Cyanogen Inc. has finally pulled the plug on CyanogenMod. The company announced that many of their employees, including Steve Kondik himself, would part ways from the company. Finally, today the company announced that all Cyanogen services and Cyanogen-Supported nightly-builds will be discontinued after December 31st, 2016.
After Cyanogen Inc. announced this news on their official blog, many people were confused and speculated what would really happen to CyanogenMod. Some people were convinced that nothing would change with respect to their favourite custom ROM, in no small part thanks to many blogs misinterpreting the Cyanogen Inc. statement. The open source project and source code will remain available for anyone who wants to build CyanogenMod personally.” Do note that Cyanogen Inc. as a company is not shutting down.
If you try and open the blog announcing the death of CyanogenMod, you get a DNS server error. CyanogenMod’s Twitter account posted, “As of this morning we have lost DNS and Gerrit is now offline – with little doubt as a reaction to our blog post yesterday. Goodbye.” However, CyanogenMod OS is morphing into LineageOS, and it looks like CyanogenMod co-founder Steve Kondik will be behind this project.
For the Android developer and fan community, the end of CyanogenMod OS comes as bad news, but not entirely surprising given that the company has been struggling. It was earlier reported that the company was planning to shift focus from the OS towards apps. It also means the end of support for “paid developers contributing code to the open source project as well as nightly build servers,” according to a detailed post on XDA-Developers forum.
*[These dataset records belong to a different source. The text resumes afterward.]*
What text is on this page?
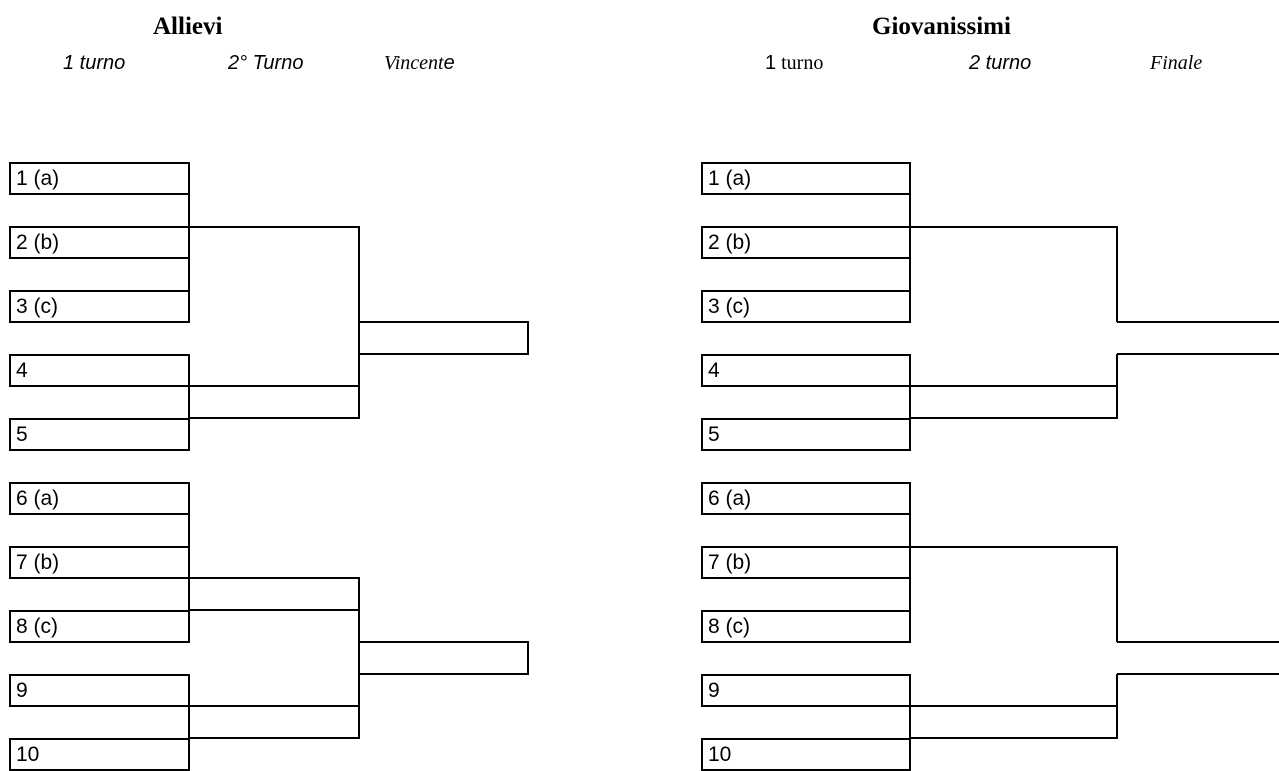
Allievi
1 turno	2° Turno	Vincente
1 (a)
2 (b)
3 (c)
4
5
6 (a)
7 (b)
8 (c)
9
10
Giovanissimi
1 turno	2 turno	Finale
1 (a)
2 (b)
3 (c)
4
5
6 (a)
7 (b)
8 (c)
9
10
The post goes on to explain the “CyanogenMod team will not continue official development on the project,” but the OS will rebrand as “LineageOS.” The post says this project has been discussed for some time now and the idea is to go back to “a grassroots, community-driven effort at an Android distribution.”
It also says that the team “could find a build server and set everything up to mimic the old CyanogenMod infrastructure – the end result of which would mean that little would change for the end user.” Of course, there’s no confirmation on whether this will happen, but it looks like Kondik is not giving up on his dream of a community-driven vision of Android.